Gratitude is something that I feel gets taken advantage of. I say my thanks in my prayers but is that enough? Is just saying it when we are conversation with the Lord enough? No. To me, it can't be. We are here to just sit idly by. The gospel is actively growing and in order to grow with it we have to be active in the things we do. Showing gratitude can be so simple. It can be shown most importantly by the attitude we have. We can serve others in large or small ways. We can pray, read our scriptures, and write in journals. We can do family history work. We can dive into any calling that is extended unto us, and SO much more.

My sister Adrianne had called me this past week. We had a very great conversation. She had said something to me that struck true. She encouraged me to take some time out every day, no matter the amount of time (even if it is just two minutes) to study the gospel. Reading a few verses or some paragraphs of a talk or article that was in the Ensign. I thought a lot about that and brought it up with Chad. We have decided to start going through the General Conference talks with each other.

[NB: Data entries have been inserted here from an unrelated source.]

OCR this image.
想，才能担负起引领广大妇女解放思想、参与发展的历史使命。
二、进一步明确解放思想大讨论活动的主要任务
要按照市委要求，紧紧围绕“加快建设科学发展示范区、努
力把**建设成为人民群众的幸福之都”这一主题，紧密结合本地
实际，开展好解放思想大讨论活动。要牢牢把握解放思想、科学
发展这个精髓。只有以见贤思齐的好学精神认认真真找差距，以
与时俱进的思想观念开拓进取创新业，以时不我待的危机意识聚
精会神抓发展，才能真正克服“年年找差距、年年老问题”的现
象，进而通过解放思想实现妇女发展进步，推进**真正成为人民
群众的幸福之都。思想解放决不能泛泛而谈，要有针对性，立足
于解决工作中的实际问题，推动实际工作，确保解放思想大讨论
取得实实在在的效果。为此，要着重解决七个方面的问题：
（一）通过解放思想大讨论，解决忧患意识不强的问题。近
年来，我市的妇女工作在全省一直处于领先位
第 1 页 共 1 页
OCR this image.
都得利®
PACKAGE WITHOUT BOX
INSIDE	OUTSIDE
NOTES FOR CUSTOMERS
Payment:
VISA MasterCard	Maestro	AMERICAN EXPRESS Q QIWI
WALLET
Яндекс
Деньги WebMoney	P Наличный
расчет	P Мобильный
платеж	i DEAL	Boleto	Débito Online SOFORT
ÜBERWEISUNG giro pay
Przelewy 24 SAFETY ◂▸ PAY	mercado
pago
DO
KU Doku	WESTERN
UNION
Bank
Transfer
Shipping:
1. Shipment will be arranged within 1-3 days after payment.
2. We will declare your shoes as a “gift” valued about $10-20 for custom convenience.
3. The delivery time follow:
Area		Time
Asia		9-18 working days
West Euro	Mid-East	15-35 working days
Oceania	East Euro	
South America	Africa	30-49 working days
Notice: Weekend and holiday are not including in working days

We decided to pick one every week, read it and study it separately, then come together on Sunday and discuss it.

That is my way of starting to show more gratitude. I knew I needed to work on this aspect of my life, but I didn't really feel like I could do it. I know that is a falsehood that the adversary has put into my head. I have noticed a huge difference in my level of gratitude, and love especially, for my little girl. I have reached the point that I know that I can do this. I can be a mother. I want nothing more than to be able to take care of Kathrynne and our future children when the time comes. I want to teach them all about the gospel. I want to help them gain a testimony and personal relationship with the Savior Jesus Christ and our Father in Heaven.

Needless to say, a bad night has really been my saving grace in realizing my potential. Being gracious for this chance, no matter how hard it can get on any given day or night for that matter, is part of seeing that I am not inadequate. Chad and Kathrynne are huge blessings and I don't want to keep my focus on what or where I am lacking as a daughter, wife, and mother.

I want everyone to know how wonderful the Lord is for teaching us these little lessons. He is there for us and helps us in our times of need. We may not see it because we may not be focusing on what our blessings are, but he comes to us in so many forms and so many ways. He has come to me in the form of so many people during my life. It is my goal to become full of gratitude and to express it whenever I can no matter the circumstance.